Think closely about opportunities for student self-reflection. When students learn something new, feel challenged, or are asked to engage in higher-order thinking like evaluating content or synthesizing ideas, teachers can model intrapersonal development. For example, after guiding students through new content, ask them to record their answers to two reflective questions: “What did I feel successful with during this new learning and why?” and “What was challenging during this new learning and why?” These questions are easily modified for older or younger students. Educators can use students’ responses as fodder for scaffolding during future lessons in which they struggle or one-on-one conversations with students during a teacher-students conference.
Build Support for the Entire Family
Moving learning online is challenging, especially in the context of a potential economic crisis for our families and changes in funding for our districts. Principals and superintendents can consider how to create systems that provide opportunities for teachers to engage families in schoolwide approaches to SEL.
As schools implement more virtual learning, there may be increased opportunities to engage families in discussing and defining the role of SEL in their homes. Social distancing has been a catalyst to connect with families over the phone, through email, or during synchronous class meetings.

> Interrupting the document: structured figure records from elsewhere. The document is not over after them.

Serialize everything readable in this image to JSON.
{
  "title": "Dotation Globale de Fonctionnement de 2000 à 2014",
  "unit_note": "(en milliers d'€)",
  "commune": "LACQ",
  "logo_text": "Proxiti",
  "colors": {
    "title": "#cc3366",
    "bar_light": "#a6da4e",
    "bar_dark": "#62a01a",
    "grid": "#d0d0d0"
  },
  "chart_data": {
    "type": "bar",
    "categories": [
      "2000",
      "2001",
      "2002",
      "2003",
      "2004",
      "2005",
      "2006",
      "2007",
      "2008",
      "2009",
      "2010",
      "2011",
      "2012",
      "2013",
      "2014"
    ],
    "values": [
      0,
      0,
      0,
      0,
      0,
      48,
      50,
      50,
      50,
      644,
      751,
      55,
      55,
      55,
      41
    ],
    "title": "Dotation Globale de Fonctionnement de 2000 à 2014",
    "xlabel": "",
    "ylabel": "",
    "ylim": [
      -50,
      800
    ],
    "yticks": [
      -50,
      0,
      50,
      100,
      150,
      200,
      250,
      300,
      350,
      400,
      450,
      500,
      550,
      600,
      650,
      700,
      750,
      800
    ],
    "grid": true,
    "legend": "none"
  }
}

Applying a schoolwide approach to social and emotional learning in restart planning for fall is imperative. Principals should start by surveying students and teachers about their perceptions and experiences related to COVID-19. Principals will benefit from calling parents, having conversations with students, or sending out a traditional online survey to understand their school community’s experiences with the school closures and economic changes. Another strategy might include a virtual parent advocacy or PTA meeting, providing an opportunity to empower families and listen to their ideas. Similar to the class meeting portals used by many schools, principals can work with parent organizations to cohost a virtual meeting centered on the social, emotional, and mental health of their families. Principals can build conversation through open-ended questions about students’ learning needs outside of school (e.g., extra materials, more time on tasks, less workload) and their home environment (e.g., food, shelter, childcare).
For children to reach their fullest potential in academic achievement and success outside of school, they require deliberate discussions about their SEL with both teachers and parents. Most important, it is critical to keep educators at the center of this work. Achieving a robust SEL curriculum online requires clarity and cohesion between learning science, research, and classroom practices.